The man appeared never to have heard of this potent cognomen. A month later the trial came off. It was most inconvenient. Chuck was in Oregon, hunting. He had to travel many hundreds of miles, to pay an expensive lawyer. In the end he was fined. The whole affair disgusted him, but he went through with it well, testified without attempt at evasion. It was a pity; but evidently the other man was no gentleman.
"I acknowledged I was wrong," he told Joe Merrill. He honestly felt that this would have been sufficient had the cases been reversed. In answer to a question as to whether he considered it fair to place the burden of safety on the other man, he replied:
"Among motorists it is customary to exchange the courtesies of the road—and sometimes the discourtesies," he added with a faint scorn.
The earthquake and fire of 1906 caught him in town. During three days and nights he ran his car for the benefit of the sufferers; going practically without food or sleep, exercising the utmost audacity and ingenuity in getting supplies, running fearlessly many dangers.

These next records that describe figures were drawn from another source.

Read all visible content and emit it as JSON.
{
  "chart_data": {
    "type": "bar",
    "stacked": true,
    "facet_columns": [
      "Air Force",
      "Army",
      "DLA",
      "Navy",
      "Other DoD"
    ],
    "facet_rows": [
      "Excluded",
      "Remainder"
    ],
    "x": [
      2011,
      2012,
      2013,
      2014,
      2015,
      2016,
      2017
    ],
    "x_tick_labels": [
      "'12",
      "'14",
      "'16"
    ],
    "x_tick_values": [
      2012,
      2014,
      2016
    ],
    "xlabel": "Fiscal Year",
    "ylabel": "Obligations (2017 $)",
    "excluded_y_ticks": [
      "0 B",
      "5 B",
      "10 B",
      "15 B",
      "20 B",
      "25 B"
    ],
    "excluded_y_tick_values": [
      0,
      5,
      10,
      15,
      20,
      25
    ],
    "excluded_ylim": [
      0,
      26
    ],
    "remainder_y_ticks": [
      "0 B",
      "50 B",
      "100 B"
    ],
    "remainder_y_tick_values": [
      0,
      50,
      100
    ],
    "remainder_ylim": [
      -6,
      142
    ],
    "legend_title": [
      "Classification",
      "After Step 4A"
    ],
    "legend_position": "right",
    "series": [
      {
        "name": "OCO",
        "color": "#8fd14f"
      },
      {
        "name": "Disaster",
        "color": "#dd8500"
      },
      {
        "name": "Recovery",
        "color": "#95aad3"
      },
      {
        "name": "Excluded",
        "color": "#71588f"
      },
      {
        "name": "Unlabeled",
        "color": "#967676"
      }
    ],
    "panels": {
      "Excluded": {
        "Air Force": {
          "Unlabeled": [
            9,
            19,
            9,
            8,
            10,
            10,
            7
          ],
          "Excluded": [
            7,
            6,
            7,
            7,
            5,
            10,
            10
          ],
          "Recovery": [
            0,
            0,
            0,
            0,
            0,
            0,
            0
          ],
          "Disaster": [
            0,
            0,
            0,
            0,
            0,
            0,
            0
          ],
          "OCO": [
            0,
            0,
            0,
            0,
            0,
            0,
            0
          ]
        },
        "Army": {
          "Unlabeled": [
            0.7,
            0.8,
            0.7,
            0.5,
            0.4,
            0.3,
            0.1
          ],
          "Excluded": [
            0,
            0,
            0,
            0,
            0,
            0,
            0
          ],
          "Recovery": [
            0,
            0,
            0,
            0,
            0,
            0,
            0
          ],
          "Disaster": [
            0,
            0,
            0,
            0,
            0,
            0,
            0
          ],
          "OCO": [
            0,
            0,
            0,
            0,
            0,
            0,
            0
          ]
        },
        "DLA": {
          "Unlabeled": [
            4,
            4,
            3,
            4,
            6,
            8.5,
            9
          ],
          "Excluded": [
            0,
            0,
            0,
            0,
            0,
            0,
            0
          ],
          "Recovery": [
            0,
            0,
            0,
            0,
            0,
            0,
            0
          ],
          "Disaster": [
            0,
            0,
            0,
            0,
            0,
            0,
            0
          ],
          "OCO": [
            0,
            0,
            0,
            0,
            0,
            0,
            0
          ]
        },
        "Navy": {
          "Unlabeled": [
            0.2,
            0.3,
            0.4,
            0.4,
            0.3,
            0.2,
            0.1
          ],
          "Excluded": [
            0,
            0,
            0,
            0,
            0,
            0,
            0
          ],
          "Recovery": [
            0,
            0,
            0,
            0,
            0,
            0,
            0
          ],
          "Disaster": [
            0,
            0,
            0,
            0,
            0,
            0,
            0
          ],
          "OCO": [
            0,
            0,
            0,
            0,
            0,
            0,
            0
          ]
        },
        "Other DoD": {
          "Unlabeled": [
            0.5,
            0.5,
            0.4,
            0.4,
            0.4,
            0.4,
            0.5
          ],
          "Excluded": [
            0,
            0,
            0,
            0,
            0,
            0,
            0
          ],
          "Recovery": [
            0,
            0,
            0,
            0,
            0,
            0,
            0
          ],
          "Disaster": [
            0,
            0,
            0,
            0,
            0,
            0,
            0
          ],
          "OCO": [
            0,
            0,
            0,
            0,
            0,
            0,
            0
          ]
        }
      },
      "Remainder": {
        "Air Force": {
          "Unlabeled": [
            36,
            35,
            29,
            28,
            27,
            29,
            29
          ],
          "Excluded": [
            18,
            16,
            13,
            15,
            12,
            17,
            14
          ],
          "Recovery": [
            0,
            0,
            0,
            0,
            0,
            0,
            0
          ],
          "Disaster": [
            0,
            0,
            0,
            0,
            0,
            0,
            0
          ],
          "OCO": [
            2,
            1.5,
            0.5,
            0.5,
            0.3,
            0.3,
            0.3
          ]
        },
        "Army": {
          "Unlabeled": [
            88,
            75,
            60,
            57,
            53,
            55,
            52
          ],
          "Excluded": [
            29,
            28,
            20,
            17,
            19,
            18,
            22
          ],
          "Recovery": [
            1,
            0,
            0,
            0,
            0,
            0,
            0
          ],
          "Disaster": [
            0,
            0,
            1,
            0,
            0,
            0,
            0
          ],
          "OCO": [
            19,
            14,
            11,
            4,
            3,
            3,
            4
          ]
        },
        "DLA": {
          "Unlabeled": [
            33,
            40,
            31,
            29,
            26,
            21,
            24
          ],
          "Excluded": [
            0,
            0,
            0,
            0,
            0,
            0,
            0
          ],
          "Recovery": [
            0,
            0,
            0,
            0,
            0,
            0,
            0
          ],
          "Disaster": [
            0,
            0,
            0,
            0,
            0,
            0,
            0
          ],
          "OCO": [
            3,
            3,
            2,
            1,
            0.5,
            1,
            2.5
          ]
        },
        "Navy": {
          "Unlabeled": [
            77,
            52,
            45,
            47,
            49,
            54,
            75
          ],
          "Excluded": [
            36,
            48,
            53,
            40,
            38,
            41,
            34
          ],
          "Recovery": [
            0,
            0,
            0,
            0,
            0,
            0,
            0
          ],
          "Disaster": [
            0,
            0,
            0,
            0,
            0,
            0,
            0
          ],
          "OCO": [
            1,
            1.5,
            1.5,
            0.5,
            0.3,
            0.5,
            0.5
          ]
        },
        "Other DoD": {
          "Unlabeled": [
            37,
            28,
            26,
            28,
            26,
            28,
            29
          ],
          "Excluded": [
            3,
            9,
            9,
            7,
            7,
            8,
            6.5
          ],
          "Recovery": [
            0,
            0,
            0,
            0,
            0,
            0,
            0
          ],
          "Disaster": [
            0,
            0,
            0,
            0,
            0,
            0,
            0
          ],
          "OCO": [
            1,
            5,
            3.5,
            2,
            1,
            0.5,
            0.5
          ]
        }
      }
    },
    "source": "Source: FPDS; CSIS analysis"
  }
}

For the rest he played polo well, shot excellently at the traps, was good at tennis, golf, bridge. Naturally he belonged to the best clubs both city and country. He sailed a yacht expertly, was a keen fisherman, hunted. Also he played poker a good deal and was noted for his accurate taste in dress.
His mother firmly believed that he caused her much sorrow; his sisters looked up to him with a little awe; his father down on him with a fiercely tolerant contempt.
For Chuck had had his turn in the offices. His mind was a good one; his education both formal and informal, had trained it fairly well; yet he could not quite make good. Energetic, ambitious, keen young men, clambering upward from the ruck, gave him points at the game and then beat him. It was humiliating to the old man. He could not see the perfectly normal reason. These young men were striving keenly for what they had never had. Chuck was asked merely to add to what he already had more than enough of by means of a game that itself did not interest him.